Architecture · beginner
Parameter Count (model size)
Parameter count is the total number of learnable weights in a model — "7B" means 7 billion parameters. It is the most cited model-size metric, though not always the most informative.
Explanation
Each weight is a number adjusted during training. Today's open models span 1B-400B+ parameters; frontier closed models are presumed to be larger, often as Mixture-of-Experts where the "total" and "active" counts differ.
Parameter count is correlated with capability but only roughly. A well-trained 70B can beat a poorly-trained 175B. The Chinchilla finding showed many older "huge" models were undertrained — too many parameters per token.
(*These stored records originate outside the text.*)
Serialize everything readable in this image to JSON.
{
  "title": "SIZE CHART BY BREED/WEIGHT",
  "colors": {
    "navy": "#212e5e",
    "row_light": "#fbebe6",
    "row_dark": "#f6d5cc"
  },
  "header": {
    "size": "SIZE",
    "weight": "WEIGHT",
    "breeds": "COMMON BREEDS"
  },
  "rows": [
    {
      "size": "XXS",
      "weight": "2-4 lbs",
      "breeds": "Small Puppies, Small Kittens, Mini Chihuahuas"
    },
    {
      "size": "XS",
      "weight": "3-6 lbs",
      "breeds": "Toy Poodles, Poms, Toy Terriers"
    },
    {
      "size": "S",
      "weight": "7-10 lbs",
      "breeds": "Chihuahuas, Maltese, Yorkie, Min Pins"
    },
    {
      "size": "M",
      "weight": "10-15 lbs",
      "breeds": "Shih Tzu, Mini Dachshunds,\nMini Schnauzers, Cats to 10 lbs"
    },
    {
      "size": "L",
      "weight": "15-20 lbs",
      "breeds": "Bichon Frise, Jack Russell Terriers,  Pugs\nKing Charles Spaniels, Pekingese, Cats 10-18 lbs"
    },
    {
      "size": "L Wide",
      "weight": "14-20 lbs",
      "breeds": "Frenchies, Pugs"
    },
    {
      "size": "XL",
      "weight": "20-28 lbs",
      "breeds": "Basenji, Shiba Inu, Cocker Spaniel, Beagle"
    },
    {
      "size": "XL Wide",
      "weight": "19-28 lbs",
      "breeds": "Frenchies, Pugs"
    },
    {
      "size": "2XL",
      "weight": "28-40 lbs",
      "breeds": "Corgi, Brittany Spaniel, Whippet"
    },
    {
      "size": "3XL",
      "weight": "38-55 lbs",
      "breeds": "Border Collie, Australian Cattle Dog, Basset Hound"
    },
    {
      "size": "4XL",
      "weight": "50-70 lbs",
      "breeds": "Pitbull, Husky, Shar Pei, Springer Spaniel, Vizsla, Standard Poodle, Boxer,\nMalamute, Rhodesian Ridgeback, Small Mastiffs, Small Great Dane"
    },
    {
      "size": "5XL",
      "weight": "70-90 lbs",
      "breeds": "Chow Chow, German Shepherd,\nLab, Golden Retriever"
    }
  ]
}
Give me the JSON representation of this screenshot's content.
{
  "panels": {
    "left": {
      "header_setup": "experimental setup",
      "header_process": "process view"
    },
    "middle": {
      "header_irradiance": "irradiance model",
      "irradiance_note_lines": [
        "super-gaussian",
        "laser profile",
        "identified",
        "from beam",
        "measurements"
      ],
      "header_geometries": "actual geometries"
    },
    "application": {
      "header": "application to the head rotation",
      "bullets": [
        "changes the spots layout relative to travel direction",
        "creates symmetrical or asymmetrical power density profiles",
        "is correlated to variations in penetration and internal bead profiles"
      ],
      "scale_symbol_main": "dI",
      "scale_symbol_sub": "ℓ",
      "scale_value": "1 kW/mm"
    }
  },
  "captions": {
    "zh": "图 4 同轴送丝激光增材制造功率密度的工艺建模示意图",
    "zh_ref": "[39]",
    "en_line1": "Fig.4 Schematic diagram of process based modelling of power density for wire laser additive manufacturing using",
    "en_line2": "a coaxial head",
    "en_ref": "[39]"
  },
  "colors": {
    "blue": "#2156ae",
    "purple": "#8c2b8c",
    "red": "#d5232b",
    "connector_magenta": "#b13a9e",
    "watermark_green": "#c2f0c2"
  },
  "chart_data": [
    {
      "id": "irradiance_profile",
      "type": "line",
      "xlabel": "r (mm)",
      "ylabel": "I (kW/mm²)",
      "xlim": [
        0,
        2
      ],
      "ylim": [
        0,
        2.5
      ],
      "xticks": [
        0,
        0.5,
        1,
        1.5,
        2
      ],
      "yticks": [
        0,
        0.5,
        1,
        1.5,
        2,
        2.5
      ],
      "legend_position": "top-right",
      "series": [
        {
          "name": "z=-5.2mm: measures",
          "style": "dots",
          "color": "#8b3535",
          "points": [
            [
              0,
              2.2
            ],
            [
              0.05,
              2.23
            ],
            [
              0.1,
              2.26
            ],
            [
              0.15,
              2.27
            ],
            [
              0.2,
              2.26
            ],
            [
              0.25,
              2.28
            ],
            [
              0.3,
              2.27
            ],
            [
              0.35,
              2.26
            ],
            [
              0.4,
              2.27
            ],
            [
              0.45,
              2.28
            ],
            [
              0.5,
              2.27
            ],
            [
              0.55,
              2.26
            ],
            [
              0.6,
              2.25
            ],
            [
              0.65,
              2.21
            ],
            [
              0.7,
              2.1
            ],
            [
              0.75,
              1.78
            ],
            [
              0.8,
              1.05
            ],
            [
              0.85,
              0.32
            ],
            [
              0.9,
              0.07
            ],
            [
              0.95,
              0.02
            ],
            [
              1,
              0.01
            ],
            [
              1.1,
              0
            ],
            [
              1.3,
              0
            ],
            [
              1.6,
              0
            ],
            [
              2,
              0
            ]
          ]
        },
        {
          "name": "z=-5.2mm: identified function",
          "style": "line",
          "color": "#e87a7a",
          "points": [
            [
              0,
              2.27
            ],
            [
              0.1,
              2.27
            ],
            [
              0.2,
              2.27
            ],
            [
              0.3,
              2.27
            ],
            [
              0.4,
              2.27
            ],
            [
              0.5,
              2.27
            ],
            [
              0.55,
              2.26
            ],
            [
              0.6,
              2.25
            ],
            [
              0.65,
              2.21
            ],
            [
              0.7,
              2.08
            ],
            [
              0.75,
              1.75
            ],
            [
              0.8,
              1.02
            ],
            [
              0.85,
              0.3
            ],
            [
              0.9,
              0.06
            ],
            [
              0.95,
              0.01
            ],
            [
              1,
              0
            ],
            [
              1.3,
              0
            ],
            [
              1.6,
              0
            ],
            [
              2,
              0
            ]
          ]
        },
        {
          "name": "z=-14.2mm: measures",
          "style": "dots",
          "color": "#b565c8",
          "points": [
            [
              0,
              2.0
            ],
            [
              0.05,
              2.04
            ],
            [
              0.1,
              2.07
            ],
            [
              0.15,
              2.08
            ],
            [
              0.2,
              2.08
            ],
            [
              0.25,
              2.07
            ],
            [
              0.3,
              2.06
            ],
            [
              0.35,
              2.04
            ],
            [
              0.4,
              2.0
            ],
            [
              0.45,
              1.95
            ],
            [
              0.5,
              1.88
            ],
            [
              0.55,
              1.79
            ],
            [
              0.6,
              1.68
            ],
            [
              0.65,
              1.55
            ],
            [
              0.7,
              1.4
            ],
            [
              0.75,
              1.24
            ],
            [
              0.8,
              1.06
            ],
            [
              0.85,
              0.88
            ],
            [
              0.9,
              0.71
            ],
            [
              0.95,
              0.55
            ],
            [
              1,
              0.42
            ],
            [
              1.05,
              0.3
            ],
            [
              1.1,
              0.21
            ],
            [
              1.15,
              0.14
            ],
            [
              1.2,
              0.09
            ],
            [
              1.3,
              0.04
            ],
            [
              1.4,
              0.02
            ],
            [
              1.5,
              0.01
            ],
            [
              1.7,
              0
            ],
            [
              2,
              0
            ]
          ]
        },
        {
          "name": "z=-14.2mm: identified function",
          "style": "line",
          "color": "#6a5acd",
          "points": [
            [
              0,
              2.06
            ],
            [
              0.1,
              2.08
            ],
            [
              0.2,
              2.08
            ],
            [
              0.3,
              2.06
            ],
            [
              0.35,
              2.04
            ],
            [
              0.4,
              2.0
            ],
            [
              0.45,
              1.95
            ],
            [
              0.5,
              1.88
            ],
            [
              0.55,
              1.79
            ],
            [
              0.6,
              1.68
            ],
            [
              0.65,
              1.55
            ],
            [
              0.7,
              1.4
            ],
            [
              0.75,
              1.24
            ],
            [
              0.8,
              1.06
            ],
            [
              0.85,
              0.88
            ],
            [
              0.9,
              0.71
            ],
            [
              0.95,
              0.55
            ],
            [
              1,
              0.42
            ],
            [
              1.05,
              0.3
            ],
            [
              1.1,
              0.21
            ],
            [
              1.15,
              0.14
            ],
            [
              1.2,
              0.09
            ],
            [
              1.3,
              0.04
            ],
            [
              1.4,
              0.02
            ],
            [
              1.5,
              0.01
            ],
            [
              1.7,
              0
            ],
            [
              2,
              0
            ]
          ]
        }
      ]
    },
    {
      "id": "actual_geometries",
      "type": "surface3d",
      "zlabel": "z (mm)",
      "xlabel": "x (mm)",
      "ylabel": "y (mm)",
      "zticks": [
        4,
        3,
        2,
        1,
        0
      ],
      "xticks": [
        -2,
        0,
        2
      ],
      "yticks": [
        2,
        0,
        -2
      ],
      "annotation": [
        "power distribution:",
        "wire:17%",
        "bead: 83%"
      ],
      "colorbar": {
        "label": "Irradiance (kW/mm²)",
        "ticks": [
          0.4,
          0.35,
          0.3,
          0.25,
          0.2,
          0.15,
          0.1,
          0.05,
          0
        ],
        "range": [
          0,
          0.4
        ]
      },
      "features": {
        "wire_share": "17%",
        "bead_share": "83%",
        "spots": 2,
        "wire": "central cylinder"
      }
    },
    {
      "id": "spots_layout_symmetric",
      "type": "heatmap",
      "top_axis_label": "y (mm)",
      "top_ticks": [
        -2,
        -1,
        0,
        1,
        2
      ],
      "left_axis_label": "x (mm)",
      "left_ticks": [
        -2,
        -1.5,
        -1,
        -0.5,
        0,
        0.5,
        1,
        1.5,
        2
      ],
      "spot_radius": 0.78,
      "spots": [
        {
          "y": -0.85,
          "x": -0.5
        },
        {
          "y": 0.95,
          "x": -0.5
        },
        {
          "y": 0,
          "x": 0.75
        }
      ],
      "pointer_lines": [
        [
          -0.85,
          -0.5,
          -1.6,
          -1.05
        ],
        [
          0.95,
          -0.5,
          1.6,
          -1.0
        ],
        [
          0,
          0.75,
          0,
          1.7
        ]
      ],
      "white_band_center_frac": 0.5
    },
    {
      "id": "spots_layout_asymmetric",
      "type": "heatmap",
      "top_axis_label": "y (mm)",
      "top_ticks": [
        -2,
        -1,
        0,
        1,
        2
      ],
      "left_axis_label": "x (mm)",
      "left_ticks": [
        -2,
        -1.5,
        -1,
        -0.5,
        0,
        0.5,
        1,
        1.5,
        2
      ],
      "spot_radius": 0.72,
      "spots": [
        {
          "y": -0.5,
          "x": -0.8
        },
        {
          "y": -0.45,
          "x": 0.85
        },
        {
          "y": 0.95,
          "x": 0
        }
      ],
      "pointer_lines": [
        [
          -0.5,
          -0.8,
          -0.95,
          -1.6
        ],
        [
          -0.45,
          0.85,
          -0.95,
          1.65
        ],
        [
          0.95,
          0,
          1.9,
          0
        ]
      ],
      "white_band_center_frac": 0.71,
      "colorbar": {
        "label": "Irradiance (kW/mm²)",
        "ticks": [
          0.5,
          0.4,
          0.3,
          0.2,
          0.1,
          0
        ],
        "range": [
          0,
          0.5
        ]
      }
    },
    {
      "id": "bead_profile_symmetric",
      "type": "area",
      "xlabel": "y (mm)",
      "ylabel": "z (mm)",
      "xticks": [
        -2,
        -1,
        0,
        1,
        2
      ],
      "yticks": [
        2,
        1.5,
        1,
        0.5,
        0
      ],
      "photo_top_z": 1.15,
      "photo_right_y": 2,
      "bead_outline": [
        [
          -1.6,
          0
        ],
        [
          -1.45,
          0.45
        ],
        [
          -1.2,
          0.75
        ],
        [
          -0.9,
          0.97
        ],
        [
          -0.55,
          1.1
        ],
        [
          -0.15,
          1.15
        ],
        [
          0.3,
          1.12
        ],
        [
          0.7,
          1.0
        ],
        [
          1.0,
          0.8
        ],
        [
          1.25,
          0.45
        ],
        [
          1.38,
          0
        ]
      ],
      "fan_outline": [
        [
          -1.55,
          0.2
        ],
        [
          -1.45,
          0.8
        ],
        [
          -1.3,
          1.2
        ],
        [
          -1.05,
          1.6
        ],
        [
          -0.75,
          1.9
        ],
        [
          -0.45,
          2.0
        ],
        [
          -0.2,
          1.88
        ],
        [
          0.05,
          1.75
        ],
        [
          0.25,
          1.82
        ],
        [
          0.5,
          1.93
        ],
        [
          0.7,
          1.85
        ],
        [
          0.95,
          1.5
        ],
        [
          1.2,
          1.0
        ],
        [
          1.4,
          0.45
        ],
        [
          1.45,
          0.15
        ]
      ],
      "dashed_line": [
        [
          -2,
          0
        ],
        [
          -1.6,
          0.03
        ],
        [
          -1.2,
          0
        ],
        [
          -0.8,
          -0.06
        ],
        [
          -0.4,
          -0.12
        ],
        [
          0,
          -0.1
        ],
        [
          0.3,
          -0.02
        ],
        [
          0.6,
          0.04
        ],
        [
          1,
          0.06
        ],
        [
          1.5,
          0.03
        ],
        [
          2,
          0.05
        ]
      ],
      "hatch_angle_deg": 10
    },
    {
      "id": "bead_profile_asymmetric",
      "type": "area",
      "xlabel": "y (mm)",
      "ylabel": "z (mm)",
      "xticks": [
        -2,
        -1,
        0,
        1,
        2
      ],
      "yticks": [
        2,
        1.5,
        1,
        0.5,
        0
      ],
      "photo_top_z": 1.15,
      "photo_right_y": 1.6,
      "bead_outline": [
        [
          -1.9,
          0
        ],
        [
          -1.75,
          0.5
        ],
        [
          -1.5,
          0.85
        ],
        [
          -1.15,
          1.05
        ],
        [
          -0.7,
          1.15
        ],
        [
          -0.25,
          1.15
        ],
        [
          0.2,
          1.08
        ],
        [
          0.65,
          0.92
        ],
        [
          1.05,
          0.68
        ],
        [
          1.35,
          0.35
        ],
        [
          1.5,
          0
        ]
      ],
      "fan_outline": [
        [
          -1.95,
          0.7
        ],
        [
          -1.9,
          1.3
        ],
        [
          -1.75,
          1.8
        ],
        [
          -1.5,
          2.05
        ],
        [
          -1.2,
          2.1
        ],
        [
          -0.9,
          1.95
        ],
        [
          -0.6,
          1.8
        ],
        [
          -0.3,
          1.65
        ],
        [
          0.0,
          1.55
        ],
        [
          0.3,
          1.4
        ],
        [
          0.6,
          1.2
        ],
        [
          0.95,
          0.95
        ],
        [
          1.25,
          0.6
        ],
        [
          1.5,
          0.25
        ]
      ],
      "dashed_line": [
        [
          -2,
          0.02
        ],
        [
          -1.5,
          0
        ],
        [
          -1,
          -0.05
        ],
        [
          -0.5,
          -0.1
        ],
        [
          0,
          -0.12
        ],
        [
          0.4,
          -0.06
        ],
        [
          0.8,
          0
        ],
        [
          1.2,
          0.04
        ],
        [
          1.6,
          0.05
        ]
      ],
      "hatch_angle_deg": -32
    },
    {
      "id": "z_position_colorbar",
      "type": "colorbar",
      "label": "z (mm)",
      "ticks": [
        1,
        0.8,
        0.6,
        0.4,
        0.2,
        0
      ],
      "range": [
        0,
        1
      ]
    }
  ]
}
For inference, parameters directly determine memory: a 70B BF16 model needs ~140 GB of GPU memory just to hold weights.
Examples
- Llama 3 family: 8B, 70B, 405B.
- Mixtral 8x7B: 47B total / ~13B active per token.
Frequently asked
What is Parameter Count?
Parameter count is the total number of learnable weights in a model — "7B" means 7 billion parameters. It is the most cited model-size metric, though not always the most informative.
What is an example of parameter count?
Llama 3 family: 8B, 70B, 405B.
How is Parameter Count related to Large Language Model?
Parameter Count and Large Language Model are both architecture concepts. A large language model is a neural network trained on huge amounts of text to predict the next token in a sequence. GPT-4, Claude, and Gemini are all LLMs.
Is Parameter Count considered beginner?
Parameter Count is generally considered beginner-level material in the AI and LLM space.